Common Blood Tests: Predicting Chronic Disease

In a recent study conducted at the Intermountain Medical Center Heart Institute in Salt Lake City, researchers found a way to predict the future risk of diabetes or dementia, and other chronic diseases, through the combination of common blood test results.

Presented last week at a meeting of the American College of Cardiology, the research indicates that a score based on a common blood test could—within three years of taking the test—help people gauge their risk of developing chronic diseases. The simple risk score, termed the Intermountain Chronic Disease Risk Score was 77-78 percent accurate in its predictions of the most common chronic diseases.

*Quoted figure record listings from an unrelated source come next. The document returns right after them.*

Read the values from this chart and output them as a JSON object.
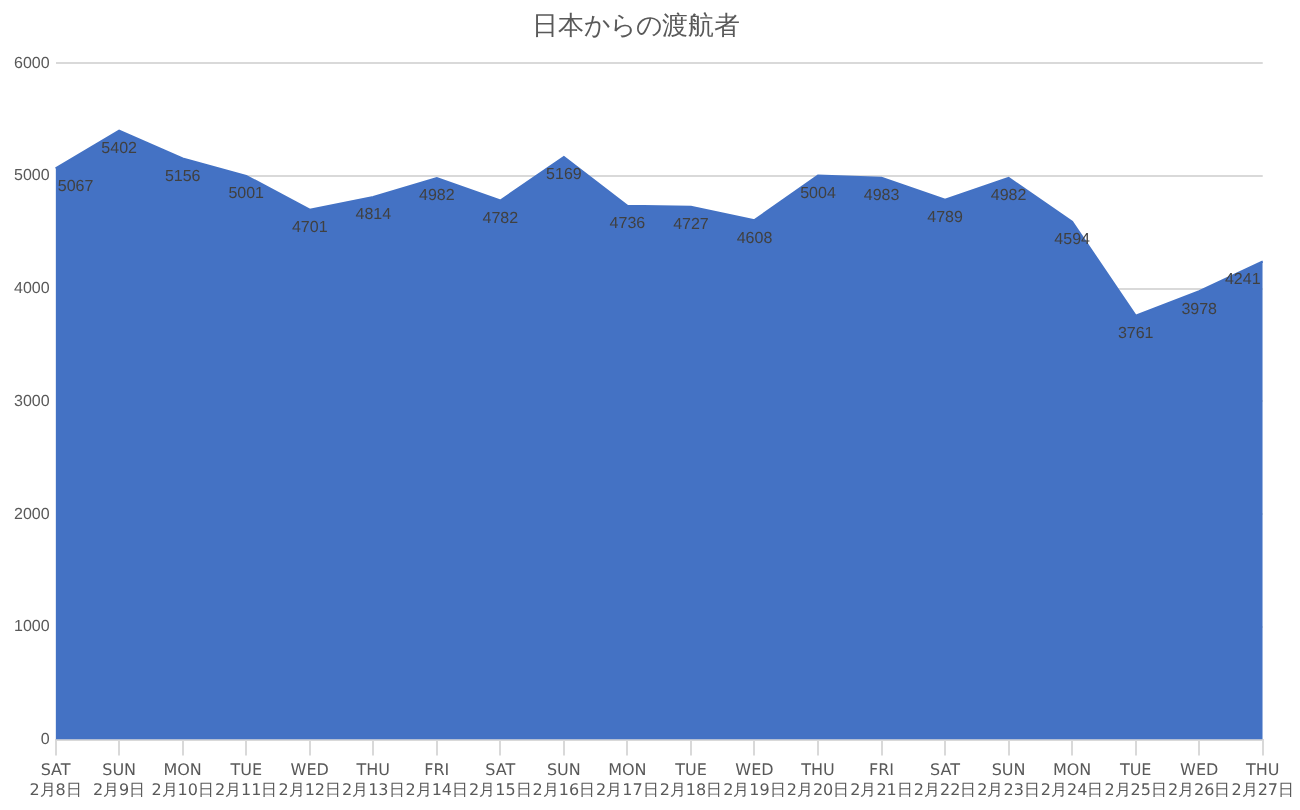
{
  "chart_data": {
    "type": "area",
    "title": "日本からの渡航者",
    "categories": [
      "SAT\n2月8日",
      "SUN\n2月9日",
      "MON\n2月10日",
      "TUE\n2月11日",
      "WED\n2月12日",
      "THU\n2月13日",
      "FRI\n2月14日",
      "SAT\n2月15日",
      "SUN\n2月16日",
      "MON\n2月17日",
      "TUE\n2月18日",
      "WED\n2月19日",
      "THU\n2月20日",
      "FRI\n2月21日",
      "SAT\n2月22日",
      "SUN\n2月23日",
      "MON\n2月24日",
      "TUE\n2月25日",
      "WED\n2月26日",
      "THU\n2月27日"
    ],
    "series": [
      {
        "color": "#4472c4",
        "values": [
          5067,
          5402,
          5156,
          5001,
          4701,
          4814,
          4982,
          4782,
          5169,
          4736,
          4727,
          4608,
          5004,
          4983,
          4789,
          4982,
          4594,
          3761,
          3978,
          4241
        ]
      }
    ],
    "ylim": [
      0,
      6000
    ],
    "yticks": [
      0,
      1000,
      2000,
      3000,
      4000,
      5000,
      6000
    ],
    "grid": "y",
    "legend": false,
    "data_labels": true
  }
}
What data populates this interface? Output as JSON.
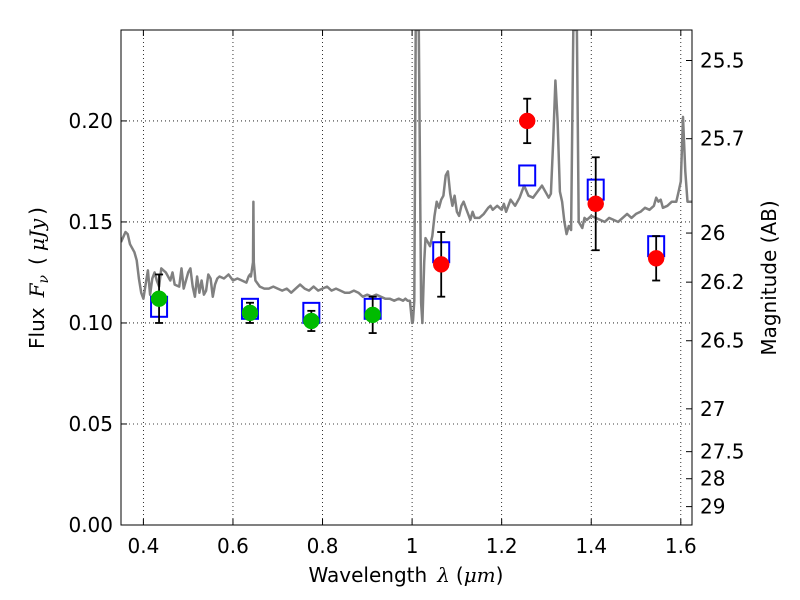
{
  "chart_data": {
    "type": "line",
    "title": "",
    "xlabel": {
      "text": "Wavelength",
      "symbol": "λ",
      "unit_open": "(",
      "unit": "μm",
      "unit_close": ")"
    },
    "ylabel": {
      "text": "Flux",
      "symbol": "F",
      "subscript": "ν",
      "unit_open": "(",
      "unit": "μJy",
      "unit_close": ")"
    },
    "ylabel_right": "Magnitude (AB)",
    "xlim": [
      0.35,
      1.625
    ],
    "ylim": [
      0.0,
      0.245
    ],
    "grid": true,
    "x_ticks": [
      {
        "value": 0.4,
        "label": "0.4"
      },
      {
        "value": 0.6,
        "label": "0.6"
      },
      {
        "value": 0.8,
        "label": "0.8"
      },
      {
        "value": 1.0,
        "label": "1"
      },
      {
        "value": 1.2,
        "label": "1.2"
      },
      {
        "value": 1.4,
        "label": "1.4"
      },
      {
        "value": 1.6,
        "label": "1.6"
      }
    ],
    "y_ticks": [
      {
        "value": 0.0,
        "label": "0.00"
      },
      {
        "value": 0.05,
        "label": "0.05"
      },
      {
        "value": 0.1,
        "label": "0.10"
      },
      {
        "value": 0.15,
        "label": "0.15"
      },
      {
        "value": 0.2,
        "label": "0.20"
      }
    ],
    "right_ticks": [
      {
        "flux": 0.2299,
        "label": "25.5"
      },
      {
        "flux": 0.1912,
        "label": "25.7"
      },
      {
        "flux": 0.1445,
        "label": "26"
      },
      {
        "flux": 0.1202,
        "label": "26.2"
      },
      {
        "flux": 0.0912,
        "label": "26.5"
      },
      {
        "flux": 0.0575,
        "label": "27"
      },
      {
        "flux": 0.0363,
        "label": "27.5"
      },
      {
        "flux": 0.0229,
        "label": "28"
      },
      {
        "flux": 0.0091,
        "label": "29"
      }
    ],
    "series": [
      {
        "style": "line",
        "color": "#808080",
        "points": [
          [
            0.35,
            0.14
          ],
          [
            0.36,
            0.145
          ],
          [
            0.365,
            0.144
          ],
          [
            0.37,
            0.139
          ],
          [
            0.375,
            0.137
          ],
          [
            0.38,
            0.135
          ],
          [
            0.385,
            0.131
          ],
          [
            0.39,
            0.122
          ],
          [
            0.395,
            0.115
          ],
          [
            0.4,
            0.112
          ],
          [
            0.405,
            0.119
          ],
          [
            0.41,
            0.126
          ],
          [
            0.415,
            0.114
          ],
          [
            0.42,
            0.122
          ],
          [
            0.425,
            0.125
          ],
          [
            0.43,
            0.121
          ],
          [
            0.435,
            0.118
          ],
          [
            0.44,
            0.127
          ],
          [
            0.45,
            0.125
          ],
          [
            0.46,
            0.121
          ],
          [
            0.465,
            0.125
          ],
          [
            0.47,
            0.119
          ],
          [
            0.48,
            0.118
          ],
          [
            0.485,
            0.127
          ],
          [
            0.49,
            0.117
          ],
          [
            0.5,
            0.125
          ],
          [
            0.505,
            0.127
          ],
          [
            0.51,
            0.118
          ],
          [
            0.515,
            0.113
          ],
          [
            0.52,
            0.123
          ],
          [
            0.525,
            0.115
          ],
          [
            0.53,
            0.121
          ],
          [
            0.535,
            0.114
          ],
          [
            0.54,
            0.116
          ],
          [
            0.545,
            0.124
          ],
          [
            0.55,
            0.122
          ],
          [
            0.555,
            0.113
          ],
          [
            0.56,
            0.119
          ],
          [
            0.565,
            0.122
          ],
          [
            0.57,
            0.123
          ],
          [
            0.58,
            0.122
          ],
          [
            0.59,
            0.124
          ],
          [
            0.6,
            0.121
          ],
          [
            0.61,
            0.122
          ],
          [
            0.62,
            0.121
          ],
          [
            0.63,
            0.12
          ],
          [
            0.635,
            0.123
          ],
          [
            0.638,
            0.124
          ],
          [
            0.64,
            0.123
          ],
          [
            0.6448,
            0.13
          ],
          [
            0.6456,
            0.16
          ],
          [
            0.6465,
            0.13
          ],
          [
            0.65,
            0.121
          ],
          [
            0.66,
            0.118
          ],
          [
            0.67,
            0.117
          ],
          [
            0.68,
            0.117
          ],
          [
            0.69,
            0.118
          ],
          [
            0.7,
            0.117
          ],
          [
            0.71,
            0.116
          ],
          [
            0.72,
            0.117
          ],
          [
            0.73,
            0.115
          ],
          [
            0.74,
            0.117
          ],
          [
            0.75,
            0.119
          ],
          [
            0.76,
            0.117
          ],
          [
            0.77,
            0.116
          ],
          [
            0.78,
            0.118
          ],
          [
            0.79,
            0.116
          ],
          [
            0.8,
            0.117
          ],
          [
            0.81,
            0.118
          ],
          [
            0.82,
            0.116
          ],
          [
            0.83,
            0.117
          ],
          [
            0.84,
            0.116
          ],
          [
            0.85,
            0.115
          ],
          [
            0.86,
            0.115
          ],
          [
            0.87,
            0.116
          ],
          [
            0.88,
            0.115
          ],
          [
            0.89,
            0.113
          ],
          [
            0.9,
            0.114
          ],
          [
            0.91,
            0.113
          ],
          [
            0.92,
            0.114
          ],
          [
            0.93,
            0.113
          ],
          [
            0.94,
            0.112
          ],
          [
            0.95,
            0.112
          ],
          [
            0.96,
            0.111
          ],
          [
            0.97,
            0.112
          ],
          [
            0.98,
            0.111
          ],
          [
            0.985,
            0.112
          ],
          [
            0.99,
            0.111
          ],
          [
            0.995,
            0.111
          ],
          [
            1.0,
            0.1
          ],
          [
            1.002,
            0.101
          ],
          [
            1.005,
            0.111
          ],
          [
            1.008,
            0.245
          ],
          [
            1.015,
            0.245
          ],
          [
            1.02,
            0.11
          ],
          [
            1.023,
            0.1
          ],
          [
            1.027,
            0.13
          ],
          [
            1.03,
            0.142
          ],
          [
            1.035,
            0.14
          ],
          [
            1.04,
            0.138
          ],
          [
            1.045,
            0.143
          ],
          [
            1.05,
            0.153
          ],
          [
            1.055,
            0.16
          ],
          [
            1.06,
            0.157
          ],
          [
            1.065,
            0.161
          ],
          [
            1.07,
            0.163
          ],
          [
            1.075,
            0.173
          ],
          [
            1.08,
            0.175
          ],
          [
            1.085,
            0.164
          ],
          [
            1.09,
            0.158
          ],
          [
            1.095,
            0.163
          ],
          [
            1.1,
            0.155
          ],
          [
            1.105,
            0.153
          ],
          [
            1.11,
            0.158
          ],
          [
            1.115,
            0.16
          ],
          [
            1.12,
            0.157
          ],
          [
            1.125,
            0.154
          ],
          [
            1.13,
            0.151
          ],
          [
            1.135,
            0.155
          ],
          [
            1.14,
            0.152
          ],
          [
            1.15,
            0.152
          ],
          [
            1.16,
            0.154
          ],
          [
            1.17,
            0.157
          ],
          [
            1.175,
            0.158
          ],
          [
            1.18,
            0.156
          ],
          [
            1.19,
            0.158
          ],
          [
            1.2,
            0.156
          ],
          [
            1.205,
            0.159
          ],
          [
            1.21,
            0.155
          ],
          [
            1.22,
            0.161
          ],
          [
            1.23,
            0.158
          ],
          [
            1.24,
            0.162
          ],
          [
            1.25,
            0.168
          ],
          [
            1.26,
            0.163
          ],
          [
            1.27,
            0.162
          ],
          [
            1.28,
            0.165
          ],
          [
            1.29,
            0.168
          ],
          [
            1.3,
            0.164
          ],
          [
            1.305,
            0.162
          ],
          [
            1.31,
            0.164
          ],
          [
            1.315,
            0.19
          ],
          [
            1.32,
            0.22
          ],
          [
            1.325,
            0.2
          ],
          [
            1.33,
            0.165
          ],
          [
            1.335,
            0.16
          ],
          [
            1.34,
            0.15
          ],
          [
            1.345,
            0.144
          ],
          [
            1.35,
            0.148
          ],
          [
            1.355,
            0.146
          ],
          [
            1.36,
            0.245
          ],
          [
            1.368,
            0.245
          ],
          [
            1.372,
            0.15
          ],
          [
            1.38,
            0.147
          ],
          [
            1.385,
            0.152
          ],
          [
            1.39,
            0.151
          ],
          [
            1.4,
            0.153
          ],
          [
            1.41,
            0.152
          ],
          [
            1.42,
            0.151
          ],
          [
            1.43,
            0.15
          ],
          [
            1.44,
            0.152
          ],
          [
            1.45,
            0.151
          ],
          [
            1.46,
            0.15
          ],
          [
            1.47,
            0.152
          ],
          [
            1.48,
            0.154
          ],
          [
            1.49,
            0.152
          ],
          [
            1.5,
            0.154
          ],
          [
            1.51,
            0.155
          ],
          [
            1.52,
            0.157
          ],
          [
            1.53,
            0.156
          ],
          [
            1.54,
            0.158
          ],
          [
            1.545,
            0.162
          ],
          [
            1.55,
            0.16
          ],
          [
            1.555,
            0.161
          ],
          [
            1.56,
            0.157
          ],
          [
            1.57,
            0.158
          ],
          [
            1.58,
            0.16
          ],
          [
            1.59,
            0.16
          ],
          [
            1.595,
            0.165
          ],
          [
            1.6,
            0.17
          ],
          [
            1.605,
            0.202
          ],
          [
            1.61,
            0.175
          ],
          [
            1.615,
            0.16
          ],
          [
            1.625,
            0.16
          ]
        ]
      },
      {
        "style": "open-square",
        "color": "#0000ff",
        "points": [
          [
            0.435,
            0.108
          ],
          [
            0.638,
            0.107
          ],
          [
            0.775,
            0.105
          ],
          [
            0.912,
            0.107
          ],
          [
            1.065,
            0.135
          ],
          [
            1.257,
            0.173
          ],
          [
            1.41,
            0.166
          ],
          [
            1.545,
            0.138
          ]
        ]
      },
      {
        "style": "filled-circle",
        "color": "#00bb00",
        "points": [
          {
            "x": 0.435,
            "y": 0.112,
            "err": 0.012
          },
          {
            "x": 0.638,
            "y": 0.105,
            "err": 0.005
          },
          {
            "x": 0.775,
            "y": 0.101,
            "err": 0.005
          },
          {
            "x": 0.912,
            "y": 0.104,
            "err": 0.009
          }
        ]
      },
      {
        "style": "filled-circle",
        "color": "#ff0000",
        "points": [
          {
            "x": 1.065,
            "y": 0.129,
            "err": 0.016
          },
          {
            "x": 1.257,
            "y": 0.2,
            "err": 0.011
          },
          {
            "x": 1.41,
            "y": 0.159,
            "err": 0.023
          },
          {
            "x": 1.545,
            "y": 0.132,
            "err": 0.011
          }
        ]
      }
    ]
  }
}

Based on a comprehensive metabolic panel, which includes tests for blood glucose and liver function coupled with a complete blood count that measures the quantity of different types of blood cells, this score could likely ultimately help physicians better allocate their time and resources. A patient whose score puts him/her in the high-risk group might receive more intensive patient education about lifestyle, or other preventive measures, with a follow-up visit in six months as opposed to a year.

The tests utilized to calculate the score are commonly performed at routine checkups, while the score itself can easily be calculated by the hospital’s electronic health record—making it easier for doctors to use, and at a low incremental expense. The potential benefits are enormous: enabling patients to lead healthier lives as they avoid, or proactively learn to manage chronic diseases; helping patients avoid serious complications that often result from unmanaged chronic diseases; and dramatically decreasing the costs of healthcare.